I would like to have more kids. Right now, too, I am sleeping in a double bed and my son is sleeping on an air mattress on the floor next to us (story for another time), so the leap to get into our bed in the morning is not so difficult. Of course, it's a tight fit but he's still under 3. So we'll have to see how it goes.

Mothers of the world, unite. Tell everyone you love your warm beds, even if you don't spend enough time in them, and you want your children to love them too. Tell everyone that a warm body to sleep next to is a great thing, and that intimacy IS for everyone (because, contrary to American values, intimacy is not only about sex). Do whatever you do that makes you happy.


Maya said...

Guilty as charged.
You make a wonderful point about intimacy. I'm with you on getting our children so accustomed to it that other interactions without it aren't so appealing.

mother in israel said...

I strongly question whether a healthy (not obese, not drunk or drugged) mother and baby co-sleeping is dangerous. Cribs are dangerous.

Ima Shalom said...

Me too! We always let our 11 month old come in from 5-7am. I love our morning offers just the right balance of personal space and family togetherness. That being said, we didn't do it when he was a tiny baby. But now that he's a 25 pound giant we enjoy it without guilt. Nice that American culture is finally beginning to give approval to some of these more "natural" approaches to parenting.

Helena said...

Ima and Abba shared a room, a bed. Why should a tiny baby sleep alone? Only in the "civilized world" do we require our most vulnerable to spend the night alone in the dark, without a loved one to hug and cuddle.

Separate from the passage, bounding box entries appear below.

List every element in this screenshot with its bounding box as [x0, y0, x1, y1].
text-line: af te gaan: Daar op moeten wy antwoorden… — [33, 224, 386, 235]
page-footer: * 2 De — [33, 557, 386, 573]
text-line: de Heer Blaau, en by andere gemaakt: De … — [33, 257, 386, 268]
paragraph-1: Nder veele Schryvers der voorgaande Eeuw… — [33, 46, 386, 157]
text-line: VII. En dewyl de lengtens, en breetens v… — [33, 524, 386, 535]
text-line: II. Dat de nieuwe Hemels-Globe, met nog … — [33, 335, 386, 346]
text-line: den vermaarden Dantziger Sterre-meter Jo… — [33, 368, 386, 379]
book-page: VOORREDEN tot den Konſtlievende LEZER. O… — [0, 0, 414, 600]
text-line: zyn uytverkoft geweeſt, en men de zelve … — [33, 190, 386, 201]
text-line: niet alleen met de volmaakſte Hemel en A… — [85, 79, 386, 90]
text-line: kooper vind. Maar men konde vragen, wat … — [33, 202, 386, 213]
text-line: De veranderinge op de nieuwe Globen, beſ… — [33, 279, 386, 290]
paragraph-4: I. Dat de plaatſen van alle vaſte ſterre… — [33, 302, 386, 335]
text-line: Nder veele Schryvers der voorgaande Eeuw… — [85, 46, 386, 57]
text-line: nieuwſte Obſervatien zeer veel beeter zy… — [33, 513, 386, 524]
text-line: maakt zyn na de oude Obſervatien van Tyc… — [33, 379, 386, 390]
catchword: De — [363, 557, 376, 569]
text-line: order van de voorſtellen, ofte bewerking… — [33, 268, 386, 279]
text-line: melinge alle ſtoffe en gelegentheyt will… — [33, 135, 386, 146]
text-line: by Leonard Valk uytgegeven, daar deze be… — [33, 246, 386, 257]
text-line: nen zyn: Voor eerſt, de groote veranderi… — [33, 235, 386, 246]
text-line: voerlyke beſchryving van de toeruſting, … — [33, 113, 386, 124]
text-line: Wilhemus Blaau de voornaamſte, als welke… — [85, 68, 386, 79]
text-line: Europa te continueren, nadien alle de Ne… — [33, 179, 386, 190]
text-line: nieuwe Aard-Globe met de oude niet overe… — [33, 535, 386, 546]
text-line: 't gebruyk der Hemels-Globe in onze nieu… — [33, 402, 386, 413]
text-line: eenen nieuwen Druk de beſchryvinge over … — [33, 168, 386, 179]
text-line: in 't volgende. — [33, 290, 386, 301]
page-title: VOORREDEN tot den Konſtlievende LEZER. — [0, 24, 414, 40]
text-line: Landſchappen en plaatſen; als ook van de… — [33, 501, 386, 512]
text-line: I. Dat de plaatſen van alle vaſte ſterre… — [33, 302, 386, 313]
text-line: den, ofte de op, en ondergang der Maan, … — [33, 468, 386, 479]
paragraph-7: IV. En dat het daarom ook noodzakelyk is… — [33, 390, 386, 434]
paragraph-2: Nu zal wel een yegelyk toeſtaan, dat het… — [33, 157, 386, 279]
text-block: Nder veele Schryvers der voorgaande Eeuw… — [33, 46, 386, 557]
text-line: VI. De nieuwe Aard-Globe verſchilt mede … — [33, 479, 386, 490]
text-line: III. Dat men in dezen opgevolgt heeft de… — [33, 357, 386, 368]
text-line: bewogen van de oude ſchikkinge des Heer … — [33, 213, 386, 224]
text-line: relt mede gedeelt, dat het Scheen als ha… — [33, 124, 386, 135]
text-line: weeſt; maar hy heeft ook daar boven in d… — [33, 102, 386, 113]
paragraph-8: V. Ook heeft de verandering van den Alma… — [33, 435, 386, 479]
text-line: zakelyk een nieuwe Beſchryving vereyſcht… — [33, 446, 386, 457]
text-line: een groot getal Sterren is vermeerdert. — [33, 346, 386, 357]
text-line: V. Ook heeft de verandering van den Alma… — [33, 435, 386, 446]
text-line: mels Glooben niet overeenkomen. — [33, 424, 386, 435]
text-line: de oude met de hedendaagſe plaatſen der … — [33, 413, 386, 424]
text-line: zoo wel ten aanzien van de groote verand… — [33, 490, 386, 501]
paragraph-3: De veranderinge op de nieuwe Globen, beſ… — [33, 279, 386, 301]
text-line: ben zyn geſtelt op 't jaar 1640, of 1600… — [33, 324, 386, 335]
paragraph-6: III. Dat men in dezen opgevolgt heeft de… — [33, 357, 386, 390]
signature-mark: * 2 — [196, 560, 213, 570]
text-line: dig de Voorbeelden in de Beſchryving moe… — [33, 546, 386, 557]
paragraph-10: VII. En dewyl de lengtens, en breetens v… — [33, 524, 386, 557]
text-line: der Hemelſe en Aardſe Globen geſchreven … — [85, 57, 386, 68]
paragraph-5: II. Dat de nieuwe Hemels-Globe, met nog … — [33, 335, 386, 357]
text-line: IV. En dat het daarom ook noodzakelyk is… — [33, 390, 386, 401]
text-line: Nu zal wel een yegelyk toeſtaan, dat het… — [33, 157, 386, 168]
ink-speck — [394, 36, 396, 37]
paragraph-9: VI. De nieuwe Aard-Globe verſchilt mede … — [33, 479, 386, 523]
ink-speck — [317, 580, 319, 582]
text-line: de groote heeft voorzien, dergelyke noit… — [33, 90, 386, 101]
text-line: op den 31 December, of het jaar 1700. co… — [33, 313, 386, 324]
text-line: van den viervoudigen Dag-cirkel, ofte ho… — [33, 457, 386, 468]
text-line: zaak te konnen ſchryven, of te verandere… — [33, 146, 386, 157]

I, too, am guilty as charged. I co-slept with one of my daughters from the day I finally brought her home from the NICU, weighing a zaftig 4 pounds, 9 ounces. She slept between her daddy and me every night (in my arms), until her sister came home from the NICU 4 weeks later. At that point, I co-bedded them together in the same crib. And 10 days later, when their brother came home and all three babies were once again together, I placed him in the same crib as his sisters, where they all slept peacefully, for two months. After all, they spent 28 weeks, 1 day sharing a womb. Why not share a crib?

First growth spurt and one of the girls was moved into her own crib, right next to the crib where her siblings continued to sleep - together, in peace - for three more months when another growth spurt occured. At that point, boychik was moved into his own crib.

At 3 1/2 years old, yeladot were moved out of cribs into a double bed. Why split them up now? The climbed into each other's crib, and into boychik's, too. Why put them into twin beds when I knew I'd find them sharing a cramped twin eventually? So they share a double bed now. That is when they aren't in bed with me.

Since Abba died 17 months ago, yeladot have climbed back in bed with Ima. Some nights I'm joined by one, some nights by two. Some nights, I sleep alone. Those nights are coming more frequently now. I miss those nights. I hate to sleep alone.

Joyous Jewess said...

My twins slept right next to us in a co-sleeper until they were 5 months old, and then shared a crib for another month (then they started to wake each other up, so we separated them.) I was grateful that they had each other; I think I would have kept a singleton with us for longer, and I felt so sad for them when they moved into their own cribs (though they didn't seem traumatized at all.) Now my son, who doesn't sleep through the night, joins us in bed in the early morning hours; my daughter sleeps through the night, and I feel bad that her payoff for being a good sleeper is that she misses out on these family snuggles! (But I make sure that she gets plenty of snuggles during the day, of course.)